= List of Wanyika bands =

The Wanyika bands refer to the various offshoots of the prominent Tanzanian/Kenyan band Simba Wanyika. These bands were all Kenya-based, although their central leaders - Wilson Kinyonga, George Kinyonga, Omar Shabani, John Ngereza and Issa Juma - all hailed from Tanzania. Listed here are also their Tanzania-based precursors.

----

- Jamhuri Jazz Band was founded in Tanganyika in the late 1950s, and was one of the more popular Tanzanian music groups. Wilson Kinyonga & George Kinyonga joined it in 1966 and played with it for the next four years before leaving in December 1970 to found Arusha Jazz Band.
- Arusha Jazz Band was founded in Arusha, Tanzania in 1970 by Wilson & George Kinyonga, along with their brother William Kinyonga and three other musicians.
- Simba Wanyika, Wilson & George Kinyonga moved to Kenya in 1971 and changed the name Arusha Jazz Band to Simba Wanyika.
- Les Wanyika. In 1978, a number of members including rhythm guitarist Omar Shabani quit Simba Wanyika and formed Les Wanyika, which also briefly recorded under the name Les Moto-Moto.
- Orchestra Jobiso. Simba Wanyika was further diminished in 1980 when George Kinyonga quit and formed Orchestra Jobiso. He eventually rejoined Simba Wanyika.
- Super Wanyika Stars. The remaining Jobiso members joined forces with former Les Wanyika vocalist Issa Juma to form another "Wanyika" splinter group, variously entitled Super Wanyika Stars, Wanyika Stars, Super Wanyika, Wanyika Super Les Les etc.
- Simba Wanyika Original.
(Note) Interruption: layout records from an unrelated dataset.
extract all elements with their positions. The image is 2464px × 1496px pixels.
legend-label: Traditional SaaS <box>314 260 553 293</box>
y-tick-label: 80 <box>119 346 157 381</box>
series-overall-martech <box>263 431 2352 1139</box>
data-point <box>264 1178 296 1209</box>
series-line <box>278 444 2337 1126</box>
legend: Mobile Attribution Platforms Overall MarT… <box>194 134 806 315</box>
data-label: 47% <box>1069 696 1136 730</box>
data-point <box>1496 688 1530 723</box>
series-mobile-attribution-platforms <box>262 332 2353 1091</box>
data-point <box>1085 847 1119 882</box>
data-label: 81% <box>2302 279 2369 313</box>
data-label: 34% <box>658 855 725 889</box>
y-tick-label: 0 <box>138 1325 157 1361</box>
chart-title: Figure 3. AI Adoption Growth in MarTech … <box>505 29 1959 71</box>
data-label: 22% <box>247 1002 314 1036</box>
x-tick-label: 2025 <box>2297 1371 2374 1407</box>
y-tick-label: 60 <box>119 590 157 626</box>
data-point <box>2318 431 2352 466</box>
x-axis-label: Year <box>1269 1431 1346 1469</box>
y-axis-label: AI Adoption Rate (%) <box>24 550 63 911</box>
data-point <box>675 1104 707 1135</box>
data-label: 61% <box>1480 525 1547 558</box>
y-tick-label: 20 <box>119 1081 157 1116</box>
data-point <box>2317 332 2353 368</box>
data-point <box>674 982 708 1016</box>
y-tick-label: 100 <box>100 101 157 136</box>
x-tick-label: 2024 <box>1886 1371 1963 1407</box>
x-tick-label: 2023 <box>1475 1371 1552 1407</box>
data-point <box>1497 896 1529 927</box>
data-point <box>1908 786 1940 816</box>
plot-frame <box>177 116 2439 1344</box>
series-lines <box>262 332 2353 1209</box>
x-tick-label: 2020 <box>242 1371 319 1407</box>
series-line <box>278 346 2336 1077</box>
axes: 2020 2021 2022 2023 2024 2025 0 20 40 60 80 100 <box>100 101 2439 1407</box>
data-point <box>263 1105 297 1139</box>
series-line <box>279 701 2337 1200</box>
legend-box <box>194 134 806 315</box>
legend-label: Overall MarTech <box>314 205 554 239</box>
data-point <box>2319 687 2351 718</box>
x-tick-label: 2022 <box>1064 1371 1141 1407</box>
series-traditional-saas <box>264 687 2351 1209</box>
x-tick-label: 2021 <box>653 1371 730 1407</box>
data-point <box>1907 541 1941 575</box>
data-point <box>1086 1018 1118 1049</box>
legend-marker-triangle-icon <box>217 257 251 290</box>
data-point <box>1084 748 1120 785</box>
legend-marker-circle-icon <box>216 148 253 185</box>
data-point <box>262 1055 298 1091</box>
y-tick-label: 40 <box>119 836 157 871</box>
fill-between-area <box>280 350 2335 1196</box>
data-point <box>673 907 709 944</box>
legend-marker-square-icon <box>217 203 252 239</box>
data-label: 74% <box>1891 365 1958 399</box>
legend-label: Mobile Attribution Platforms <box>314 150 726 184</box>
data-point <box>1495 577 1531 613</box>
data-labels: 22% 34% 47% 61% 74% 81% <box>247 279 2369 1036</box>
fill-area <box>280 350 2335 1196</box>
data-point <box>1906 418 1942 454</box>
Simba Wanyika added "Original" to their name to prevent confusion with Les Wanyika and its splinter group, Super Wanyika Stars.
- MAS System, created by guitarist Abu Omar when he was laid off from Simba Wanyika after they decided to reduce from seven members to five.
- Mavalo Kings, created by former members of Simba Wanyika and Les Wanyika.
- Everest Kings, consists of various Wanyika veterans.